Ich steh vor folgendem Problem: Ich habe eine Seite auf der Informationen angezeigt werden, die seite stellt die Informationen mit einem Javaskript dar.

Jetzt würde ich gerne das was auf der Seite angezeigt wird mit einem Javaprogramm auslesen und in eine datei schreiben zur weiteren verarbeitung.

Auf der Suche im Netz bin ich auf ein Eintrag im Forum von Java-Forum.org gestossen der mir schon etwas weitergholfen hat.

Leider arbeitet das Programm das ich gefunden habe so das es den Quellcode der Seite ausgibt und nicht was wirklich im Browserfenster dargestellt wird, wass bei meiner seite ein problem ist da dort kein darstelbarer quelltext vorhanden ist.

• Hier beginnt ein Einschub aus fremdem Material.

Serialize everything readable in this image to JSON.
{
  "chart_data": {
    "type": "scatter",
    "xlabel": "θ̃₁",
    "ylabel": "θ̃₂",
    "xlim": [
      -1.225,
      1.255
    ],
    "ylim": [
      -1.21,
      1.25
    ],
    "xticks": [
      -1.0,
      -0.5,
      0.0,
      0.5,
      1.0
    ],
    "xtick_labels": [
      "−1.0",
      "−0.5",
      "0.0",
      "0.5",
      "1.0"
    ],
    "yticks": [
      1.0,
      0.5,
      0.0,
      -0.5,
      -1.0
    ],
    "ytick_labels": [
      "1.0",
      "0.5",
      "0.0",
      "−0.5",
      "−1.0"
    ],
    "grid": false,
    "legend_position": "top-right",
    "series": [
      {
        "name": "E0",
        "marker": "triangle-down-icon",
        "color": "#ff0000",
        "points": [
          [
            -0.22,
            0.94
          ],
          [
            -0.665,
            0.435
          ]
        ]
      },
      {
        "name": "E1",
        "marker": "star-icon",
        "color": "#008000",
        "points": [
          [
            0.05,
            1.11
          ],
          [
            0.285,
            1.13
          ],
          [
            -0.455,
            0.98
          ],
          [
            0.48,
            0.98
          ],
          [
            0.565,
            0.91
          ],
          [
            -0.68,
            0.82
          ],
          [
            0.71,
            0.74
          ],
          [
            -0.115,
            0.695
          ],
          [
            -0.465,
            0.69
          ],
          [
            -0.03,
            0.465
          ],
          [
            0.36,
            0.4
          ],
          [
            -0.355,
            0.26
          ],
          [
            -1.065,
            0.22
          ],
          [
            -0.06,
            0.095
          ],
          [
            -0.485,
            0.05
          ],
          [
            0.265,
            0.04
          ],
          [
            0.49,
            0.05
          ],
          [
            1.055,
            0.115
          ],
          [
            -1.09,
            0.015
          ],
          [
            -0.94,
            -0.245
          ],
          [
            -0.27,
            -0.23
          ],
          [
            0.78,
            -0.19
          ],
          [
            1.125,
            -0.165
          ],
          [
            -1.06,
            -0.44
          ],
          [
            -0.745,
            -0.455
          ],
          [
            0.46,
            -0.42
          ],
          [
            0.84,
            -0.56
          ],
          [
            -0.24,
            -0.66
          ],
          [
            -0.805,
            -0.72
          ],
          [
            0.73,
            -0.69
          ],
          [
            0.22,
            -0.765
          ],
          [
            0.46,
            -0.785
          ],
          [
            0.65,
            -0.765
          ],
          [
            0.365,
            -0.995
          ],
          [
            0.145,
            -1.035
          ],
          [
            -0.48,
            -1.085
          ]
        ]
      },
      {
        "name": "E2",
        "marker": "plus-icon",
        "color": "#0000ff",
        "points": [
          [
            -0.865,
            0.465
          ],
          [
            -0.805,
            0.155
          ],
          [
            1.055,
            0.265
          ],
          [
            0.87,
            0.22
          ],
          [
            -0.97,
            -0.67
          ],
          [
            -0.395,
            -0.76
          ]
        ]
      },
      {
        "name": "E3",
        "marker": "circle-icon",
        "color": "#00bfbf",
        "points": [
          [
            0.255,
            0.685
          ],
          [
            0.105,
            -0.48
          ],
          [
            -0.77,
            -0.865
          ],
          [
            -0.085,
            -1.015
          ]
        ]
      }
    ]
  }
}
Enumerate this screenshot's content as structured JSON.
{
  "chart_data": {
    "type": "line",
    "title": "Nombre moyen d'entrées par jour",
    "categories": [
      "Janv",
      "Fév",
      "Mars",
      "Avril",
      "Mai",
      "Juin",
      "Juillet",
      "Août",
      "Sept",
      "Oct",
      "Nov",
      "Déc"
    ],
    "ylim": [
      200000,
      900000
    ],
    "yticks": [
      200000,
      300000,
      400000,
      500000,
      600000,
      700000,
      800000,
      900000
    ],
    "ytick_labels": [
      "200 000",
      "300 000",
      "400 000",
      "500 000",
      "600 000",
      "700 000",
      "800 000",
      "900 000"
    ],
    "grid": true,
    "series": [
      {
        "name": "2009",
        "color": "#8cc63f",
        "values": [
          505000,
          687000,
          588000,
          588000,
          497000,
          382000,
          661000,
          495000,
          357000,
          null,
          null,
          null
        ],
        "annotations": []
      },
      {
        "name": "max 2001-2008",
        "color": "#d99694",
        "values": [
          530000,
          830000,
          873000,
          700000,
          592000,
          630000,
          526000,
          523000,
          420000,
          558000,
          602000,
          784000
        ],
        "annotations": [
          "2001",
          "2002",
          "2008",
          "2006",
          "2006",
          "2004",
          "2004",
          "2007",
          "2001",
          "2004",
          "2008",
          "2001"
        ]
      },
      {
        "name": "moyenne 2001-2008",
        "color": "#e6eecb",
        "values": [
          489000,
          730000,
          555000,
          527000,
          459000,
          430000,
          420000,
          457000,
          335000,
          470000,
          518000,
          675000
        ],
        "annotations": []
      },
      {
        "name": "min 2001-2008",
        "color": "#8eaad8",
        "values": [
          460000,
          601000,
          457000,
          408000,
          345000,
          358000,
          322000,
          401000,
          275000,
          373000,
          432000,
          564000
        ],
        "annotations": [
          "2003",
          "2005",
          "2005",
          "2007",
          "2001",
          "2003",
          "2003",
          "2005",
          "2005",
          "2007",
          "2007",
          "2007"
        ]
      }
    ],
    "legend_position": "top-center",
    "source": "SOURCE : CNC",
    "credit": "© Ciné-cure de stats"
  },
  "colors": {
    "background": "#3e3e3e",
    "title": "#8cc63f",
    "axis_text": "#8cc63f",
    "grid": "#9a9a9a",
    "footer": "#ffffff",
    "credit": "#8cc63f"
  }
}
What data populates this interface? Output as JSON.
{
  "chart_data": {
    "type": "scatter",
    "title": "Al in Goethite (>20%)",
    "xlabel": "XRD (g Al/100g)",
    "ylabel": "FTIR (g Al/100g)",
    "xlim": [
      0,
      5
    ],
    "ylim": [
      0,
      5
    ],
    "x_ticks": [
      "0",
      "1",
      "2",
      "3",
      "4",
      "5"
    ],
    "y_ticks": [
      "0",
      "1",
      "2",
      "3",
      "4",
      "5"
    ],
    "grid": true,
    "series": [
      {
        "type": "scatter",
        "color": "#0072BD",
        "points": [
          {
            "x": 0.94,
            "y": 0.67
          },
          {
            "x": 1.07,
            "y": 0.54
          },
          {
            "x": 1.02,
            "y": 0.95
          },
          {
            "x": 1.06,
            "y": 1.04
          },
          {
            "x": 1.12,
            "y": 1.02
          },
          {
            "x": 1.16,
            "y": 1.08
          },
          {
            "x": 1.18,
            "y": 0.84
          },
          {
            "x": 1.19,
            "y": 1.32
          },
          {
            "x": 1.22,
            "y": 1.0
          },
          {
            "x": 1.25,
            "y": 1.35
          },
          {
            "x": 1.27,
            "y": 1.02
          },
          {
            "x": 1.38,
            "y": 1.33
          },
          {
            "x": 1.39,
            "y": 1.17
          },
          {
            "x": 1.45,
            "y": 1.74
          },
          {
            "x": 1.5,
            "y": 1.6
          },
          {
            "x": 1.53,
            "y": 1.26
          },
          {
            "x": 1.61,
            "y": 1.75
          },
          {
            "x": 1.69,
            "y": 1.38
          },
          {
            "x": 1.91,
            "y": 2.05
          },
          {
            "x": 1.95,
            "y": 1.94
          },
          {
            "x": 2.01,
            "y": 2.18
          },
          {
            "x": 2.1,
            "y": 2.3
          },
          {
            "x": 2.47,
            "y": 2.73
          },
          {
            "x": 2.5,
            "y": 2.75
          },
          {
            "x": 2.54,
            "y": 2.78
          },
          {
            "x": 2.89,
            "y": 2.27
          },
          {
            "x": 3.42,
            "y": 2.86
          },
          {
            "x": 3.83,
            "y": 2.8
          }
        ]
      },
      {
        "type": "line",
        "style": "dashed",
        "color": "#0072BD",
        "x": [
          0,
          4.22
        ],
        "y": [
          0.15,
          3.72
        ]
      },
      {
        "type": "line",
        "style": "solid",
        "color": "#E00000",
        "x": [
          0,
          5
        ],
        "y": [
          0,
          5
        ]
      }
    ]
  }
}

Ich hoffe ihr versteht mein Problem und könnt mir helfen oder gute tipps geben.
Vielen Dank schonmal im vorraus


----------



## Windhund (14. November 2010)

Also nach etwas rumprobieren hat es letztendlich doch geklappt, wenn es jemand interessiert, hier ist der code um den Text einer Seite in eine Datei zu schreiben:


> try
> {
> BufferedWriter out = new BufferedWriter(new FileWriter(
> "C:\\Users\\user\\Documents\\lst.txt"));
> ...



Jetzt wird mein Problem leider noch etwas Komplizierter...
Die seite aktuallisiert sich selbstständig und das kann zufällig nach nach ner stunde oder auch nach 2 sec sein.

Das Programm soll später auf einen erscheinenden Eintrag reagieren und einen Alarm auslösen wobei mir wichtig ist das sobalt der Eintrag erscheint sofort der Alarm ausgelöst wird und nicht erst nach einer warte zeit.

Kann mir Jemand einen Tipp oder Ansatzpunkt geben wie ich sobalt eine Aktualisirung der Seite stattfindet mein Programm dazu veranlasse die seite neu herunter zu laden?

Oder bleibt mir wirklich nur die Möglichkeit die Seite selbst permanent zu aktuallisieren?


----------



## zeja (14. November 2010)

Hast du denn nachgeschaut ob du die Informationen von der Seite nicht über eine Quelle wie WebService oder so bekommen kannst, die dafür da ist sowas zu machen?


----------